Nonphotic phase-shifting of mammalian circadian rhythms is thought to be mediated in part by serotonin (5-HT) acting in the suprachiasmatic nucleus (SCN) circadian clock. Previously we showed that brief (1-3 days) exposure to constant light (LL) greatly potentiates nonphotic phase-shifting induced by the 5-HT agonist, (+/-)2-dipropyl-amino-8-hydroxyl-1,2,3,4-tetrahydronapthalene (8-OH-DPAT). Here we investigated potential mechanisms for this action of LL, including 5-HT receptor upregulation and SCN clock gene and neuropeptide gene expression. Autoradiographic analysis of ritanserin inhibition of [3H]8-OH-DPAT binding indicated that LL (approximately 2 days) did not affect 5-HT7 receptor binding in the SCN or dorsal raphe. Measurement of 5-HT1A autoreceptors in the median raphe and 5-HT1B receptors in the SCN also showed no effect of LL. In experiment 2, hamsters held under a 14-h light : 10-h dark photocycle (LD) or exposed to LL for approximately 2 days received an intraperitoneal injection of 8-OH-DPAT or vehicle at zeitgeber time (ZT) 6 or 0 and were killed after 2 h of dark exposure. 8-OH-DPAT suppressed SCN Per1 and Per2 mRNAs at both ZTs, as assessed by in situ hybridization. Per1 mRNA was also suppressed by LL alone. In addition, in situ hybridization of arginine vasopressin (AVP) mRNA and vasoactive intestinal polypeptide mRNA showed that LL significantly suppressed the former but not the latter. The LL-induced suppression of SCN Per1 mRNA and AVP mRNA may be involved in LL-induced potentiation of pacemaker resetting, especially as these data provide additional evidence that LL suppresses circadian pacemaker amplitude, thus rendering the clock more susceptible to phase-shifting stimuli.

Short-term exposure to constant light promotes strong circadian phase-resetting responses to nonphotic stimuli in Syrian hamsters.

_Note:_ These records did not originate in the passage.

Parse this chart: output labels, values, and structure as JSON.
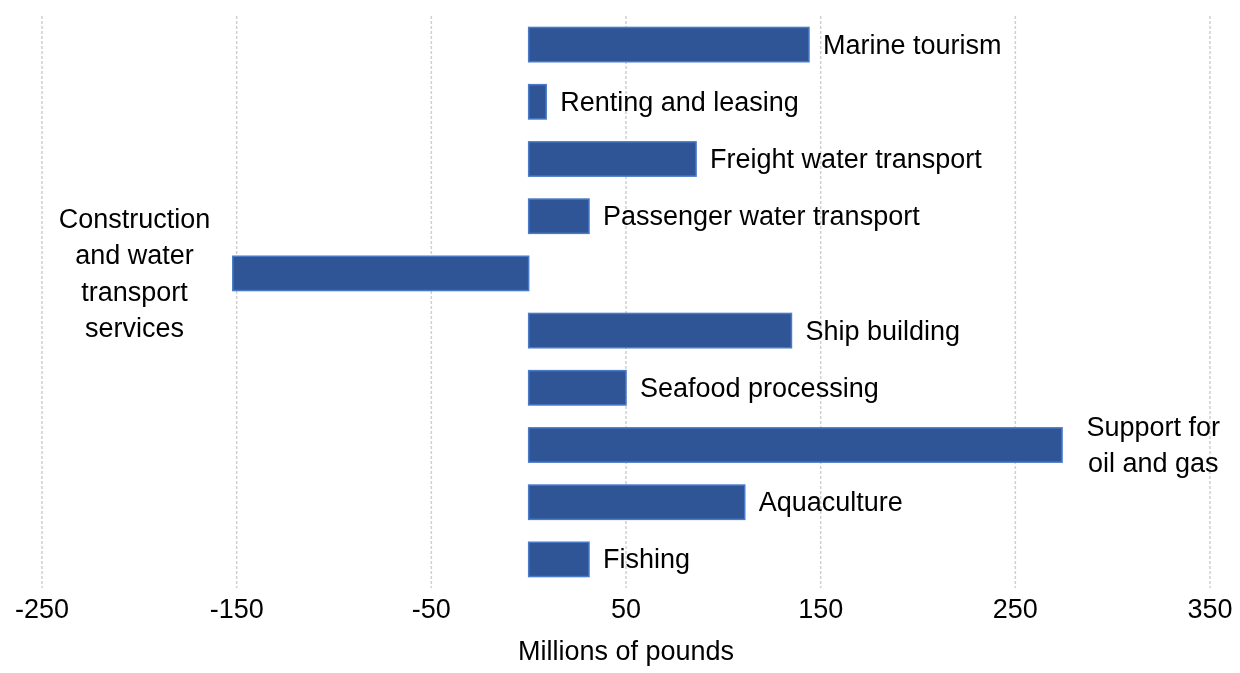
{
  "chart_data": {
    "type": "bar",
    "orientation": "horizontal",
    "xlabel": "Millions of pounds",
    "categories": [
      "Marine tourism",
      "Renting and leasing",
      "Freight water transport",
      "Passenger water transport",
      "Construction and water transport services",
      "Ship building",
      "Seafood processing",
      "Support for oil and gas",
      "Aquaculture",
      "Fishing"
    ],
    "values": [
      144,
      9,
      86,
      31,
      -152,
      135,
      50,
      274,
      111,
      31
    ],
    "color": "#2f5597",
    "xlim": [
      -250,
      350
    ],
    "xticks": [
      -250,
      -150,
      -50,
      50,
      150,
      250,
      350
    ],
    "grid": "x",
    "tick_labels": "x"
  }
}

Behavioral (nonphotic) stimuli can shift circadian rhythms by serotonin (5-HT) and/or neuropeptide Y (NPY) inputs to the suprachiasmatic nucleus (SCN) circadian clock. Based on the idea that behavioral phase resetting is modulated by endogenous changes in postsynaptic sensitivity to such transmitters, hamsters were exposed to constant light (LL; approximately 250 lx) for 1-3 days, which suppresses locomotor activity and eliminates the daily rhythm of SCN 5-HT release measured by microdialysis. Groups subjected to brief LL or maintained under a light/dark cycle (LD) received phase-resetting treatments with the 5-HT(1A,7) agonist (+/-)-2-dipropyl-amino-8-hydroxyl-1,2,3,4-tetrahydronapthalene (8-OH-DPAT) or sleep deprivation (SD). Animals were released to constant darkness at the start of the treatments. Phase advances to 8-OH-DPAT and SD during the day were 11 and 3 h for LL vs. 2 and 1 h for LD, respectively. Phase delays during the night were -12 and -5 h for LL vs. no responses for LD, respectively. Phase-transition curves for both LL treatments had slopes approximating 0, indicative of Type 0 phase resetting. For all treatments, the degree of locomotor suppression by LL was not correlated with the phase shift magnitude. Re-establishing locomotor activity by overnight food deprivation did not prevent potentiated shifting to SD. However, re-establishing peak extracellular 5-HT levels by intra-SCN 5-HT reverse microdialysis perfusion in LL did significantly reduce potentiated 8-OH-DPAT phase advances. Constant light also enhanced intra-SCN NPY-induced phase advances during the day (6 vs. 2 h for LD). These results suggest that LL promotes Type 0 phase resetting by supersensitizing 5-HT and/or NPY postsynaptic responses and possibly by attenuating the amplitude of the circadian pacemaker, thus enhancing circadian clock resetting nonspecifically.